Unemployment & Job Market
Set to peak at 6.25% in mid-2014, with Victoria & Qld being the worst at 7.1 but NSW only in the mid 5s.

Inflation
Benign and negligible. It was one of the key reasons why Treasury missed their forecasts. Price deflation in durables was far more than expected, hypothesised that online is driving this new round of deflation.

International
Chinese infrastructure slowing down and whilst their GDP growth is around 8%, this masks the impact for our mining, as more of the GDP growth will come from domestic consumption.

Europe’s a basket case and austerity is not the policy prescription. Believes Spain will be downgraded again soon. Currently on BBB-. Divergence in German economy and France’s will cause stress in the relationship and have potential EC & Euro implications.

US recovery story a bit over-exaggerated and believes QE3 will continue the end of 2014.

Aussie Dollar
Overvalued, but believes it will be around 96 cents my May 2014. Its fair value is between 85 and 95. As soon as the US recovery takes hold, AUS will drop
 
yes thanks for that. nothing too controversial tho those medicare figures are a slap in the face for working families. the IR outlook is interesting, was Evans suggesting there is internal debate about whether they will actually go that low?
 
Major gas projects peak at the end of this year/start of next and will by definition be a drag on our economy year on year.
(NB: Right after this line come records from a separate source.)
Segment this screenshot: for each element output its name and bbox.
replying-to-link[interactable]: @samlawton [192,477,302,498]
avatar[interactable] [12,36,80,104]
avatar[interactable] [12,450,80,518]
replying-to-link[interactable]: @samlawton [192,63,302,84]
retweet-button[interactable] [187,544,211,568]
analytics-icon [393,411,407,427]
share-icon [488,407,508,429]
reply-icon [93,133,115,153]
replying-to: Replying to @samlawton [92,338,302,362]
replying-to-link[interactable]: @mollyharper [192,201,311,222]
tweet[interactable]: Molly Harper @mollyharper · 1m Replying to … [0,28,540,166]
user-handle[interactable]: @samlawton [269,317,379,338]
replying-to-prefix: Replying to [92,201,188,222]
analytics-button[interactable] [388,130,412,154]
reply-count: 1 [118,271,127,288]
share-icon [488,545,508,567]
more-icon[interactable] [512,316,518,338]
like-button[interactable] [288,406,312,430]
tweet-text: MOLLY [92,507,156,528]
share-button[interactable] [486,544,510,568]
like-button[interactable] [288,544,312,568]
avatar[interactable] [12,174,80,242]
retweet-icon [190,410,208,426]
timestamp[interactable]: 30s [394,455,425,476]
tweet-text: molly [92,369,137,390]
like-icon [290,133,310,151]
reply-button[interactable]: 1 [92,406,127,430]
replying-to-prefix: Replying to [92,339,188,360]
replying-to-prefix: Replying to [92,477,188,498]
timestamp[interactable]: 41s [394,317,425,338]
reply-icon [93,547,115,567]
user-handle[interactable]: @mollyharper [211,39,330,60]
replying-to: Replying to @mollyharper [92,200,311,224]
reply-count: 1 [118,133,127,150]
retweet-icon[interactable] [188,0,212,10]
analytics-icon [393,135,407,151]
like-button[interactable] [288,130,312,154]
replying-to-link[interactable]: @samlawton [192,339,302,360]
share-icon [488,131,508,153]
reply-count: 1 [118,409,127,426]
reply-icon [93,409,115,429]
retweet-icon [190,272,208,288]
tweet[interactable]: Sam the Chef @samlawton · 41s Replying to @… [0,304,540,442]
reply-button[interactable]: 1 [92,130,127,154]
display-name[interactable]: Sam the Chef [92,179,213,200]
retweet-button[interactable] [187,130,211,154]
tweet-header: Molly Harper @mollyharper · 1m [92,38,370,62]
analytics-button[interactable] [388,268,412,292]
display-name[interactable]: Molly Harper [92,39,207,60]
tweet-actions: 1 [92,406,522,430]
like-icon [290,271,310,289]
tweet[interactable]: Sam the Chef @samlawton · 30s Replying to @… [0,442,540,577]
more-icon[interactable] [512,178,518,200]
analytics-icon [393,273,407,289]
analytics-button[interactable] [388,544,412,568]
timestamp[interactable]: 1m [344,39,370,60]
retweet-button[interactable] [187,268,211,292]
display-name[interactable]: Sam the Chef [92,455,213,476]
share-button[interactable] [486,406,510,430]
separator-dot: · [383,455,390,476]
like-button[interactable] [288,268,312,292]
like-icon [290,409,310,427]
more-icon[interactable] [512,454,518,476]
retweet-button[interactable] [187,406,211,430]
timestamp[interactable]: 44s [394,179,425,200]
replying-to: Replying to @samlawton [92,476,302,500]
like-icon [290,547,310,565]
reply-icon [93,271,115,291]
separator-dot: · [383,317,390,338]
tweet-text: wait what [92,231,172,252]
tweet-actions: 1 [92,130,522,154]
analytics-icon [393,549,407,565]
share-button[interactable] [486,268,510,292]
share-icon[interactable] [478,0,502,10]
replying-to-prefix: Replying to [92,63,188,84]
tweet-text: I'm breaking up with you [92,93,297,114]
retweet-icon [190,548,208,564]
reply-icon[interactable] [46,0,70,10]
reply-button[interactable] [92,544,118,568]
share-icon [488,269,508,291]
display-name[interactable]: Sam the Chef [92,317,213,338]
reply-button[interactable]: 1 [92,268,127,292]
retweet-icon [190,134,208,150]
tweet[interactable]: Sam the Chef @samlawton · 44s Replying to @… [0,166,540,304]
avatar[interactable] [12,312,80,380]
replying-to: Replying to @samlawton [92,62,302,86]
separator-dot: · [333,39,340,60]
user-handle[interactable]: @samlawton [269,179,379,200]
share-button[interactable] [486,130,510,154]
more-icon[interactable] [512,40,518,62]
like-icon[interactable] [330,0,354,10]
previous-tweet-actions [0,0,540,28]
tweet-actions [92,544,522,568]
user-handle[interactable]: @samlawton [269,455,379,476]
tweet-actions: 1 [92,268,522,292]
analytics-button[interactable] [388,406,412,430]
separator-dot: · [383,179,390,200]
In 2012, it added 1.5% to GDP, in 2014 it will be -1%

Thats pretty scary, a 2.5% swing. That is the whole anticipated GDP growth next year. No wonder they are expecting more rate decreases to stabilise the economy and lower the exchange rate.
 
Thats pretty scary, a 2.5% swing. That is the whole anticipated GDP growth next year. No wonder they are expecting more rate decreases to stabilise the economy and lower the exchange rate.

Bill indicated that the RBA, in such a low inflation environment, will have to cut rates more aggressively to kick off construction and housing. These are the two sectors that they believe will need to provide growth for the gap left by mining.
 
unless reducing interest rates encourages construction of new homes; encouraging sale of existing homes has no real benefit for the economy because there is no multiplier effect this seems to be a surprisingly common misunderstanding.
 
unless reducing interest rates encourages construction of new homes; encouraging sale of existing homes has no real benefit for the economy because there is no multiplier effect this seems to be a surprisingly common misunderstanding.

The RBA only has 1 lever, so that is what they will be pulling.